Larry Fabina, USA energy team coordinator and manager for continuous improvement at ArcelorMittal, said: "This program will provide important training opportunities for steelworkers by arming them with the skills needed to make an impact at their worksites and succeed in today's competitive manufacturing sector.
"At ArcelorMittal, we are focused on producing safe, sustainable steel through a focus on safety, continuous improvement, quality, energy and environmental management. This program will help provide our workers with skills and knowledge required to deliver on this critical mission."

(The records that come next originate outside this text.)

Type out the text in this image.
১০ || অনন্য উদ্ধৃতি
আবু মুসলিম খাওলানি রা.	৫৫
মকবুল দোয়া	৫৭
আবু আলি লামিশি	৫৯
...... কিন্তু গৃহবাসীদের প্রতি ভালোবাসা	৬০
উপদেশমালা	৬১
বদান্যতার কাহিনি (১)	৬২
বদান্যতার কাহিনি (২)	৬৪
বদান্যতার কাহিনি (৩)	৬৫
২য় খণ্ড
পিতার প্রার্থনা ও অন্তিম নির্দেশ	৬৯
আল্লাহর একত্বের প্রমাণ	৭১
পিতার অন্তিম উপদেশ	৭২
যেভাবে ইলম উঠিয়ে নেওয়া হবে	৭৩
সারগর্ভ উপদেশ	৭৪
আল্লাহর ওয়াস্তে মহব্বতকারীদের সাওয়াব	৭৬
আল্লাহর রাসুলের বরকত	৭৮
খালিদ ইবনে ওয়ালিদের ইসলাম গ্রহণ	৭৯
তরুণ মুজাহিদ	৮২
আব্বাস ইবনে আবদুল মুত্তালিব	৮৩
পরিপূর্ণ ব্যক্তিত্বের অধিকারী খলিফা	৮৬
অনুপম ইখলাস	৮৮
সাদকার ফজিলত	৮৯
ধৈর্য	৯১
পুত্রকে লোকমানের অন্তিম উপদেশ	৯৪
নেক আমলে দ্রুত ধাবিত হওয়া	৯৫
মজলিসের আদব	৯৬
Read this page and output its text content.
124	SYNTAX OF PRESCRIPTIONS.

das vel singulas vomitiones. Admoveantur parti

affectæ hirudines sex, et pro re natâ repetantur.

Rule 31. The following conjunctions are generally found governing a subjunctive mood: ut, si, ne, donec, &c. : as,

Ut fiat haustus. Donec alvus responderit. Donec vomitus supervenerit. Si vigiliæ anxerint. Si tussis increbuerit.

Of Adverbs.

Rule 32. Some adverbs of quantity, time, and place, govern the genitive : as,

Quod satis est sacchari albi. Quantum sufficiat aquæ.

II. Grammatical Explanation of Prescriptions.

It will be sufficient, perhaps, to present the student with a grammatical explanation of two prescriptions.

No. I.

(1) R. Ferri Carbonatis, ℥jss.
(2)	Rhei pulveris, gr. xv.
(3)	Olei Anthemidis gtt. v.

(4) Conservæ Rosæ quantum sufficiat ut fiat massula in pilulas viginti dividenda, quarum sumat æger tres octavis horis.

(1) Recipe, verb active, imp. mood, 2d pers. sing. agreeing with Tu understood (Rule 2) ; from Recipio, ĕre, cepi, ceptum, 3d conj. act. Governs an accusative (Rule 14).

Through its energy efficiency and sustainability program, TAP has developed a five-day green enterprise curriculum for ICD. TAP will use classroom presentations, interactive simulations, case study analyses and implementation lessons to train participants in how to help an employer reduce environmental impact and improve competitiveness. Attendees will learn about topics such as solid and hazardous waste management, "green chemistry," and air, water and energy management.
"Sustainability is vital to the future of American industry," said Dave Snow, director of Purdue's Manufacturing Extension Partnership and Energy & Sustainability Center, a part of TAP. "By developing green enterprise skills, these Steelworkers will be prepared to contribute to that future."
ICD participants who complete the green enterprise course will receive a Purdue TAP Green Manufacturing Specialist Certificate. They also will be eligible to take the Society of Manufacturing Engineers Green Manufacturing Specialist Certificate exam.
"We view this training as being right in line with our mission of providing valuable educational opportunities to the Steelworker membership," said Jerry Evans, ICD executive director. "The grant from the Department of Labor has allowed us to expand the scope of our customary training and explore the possibilities in energy efficiency and to help train for the new green economy."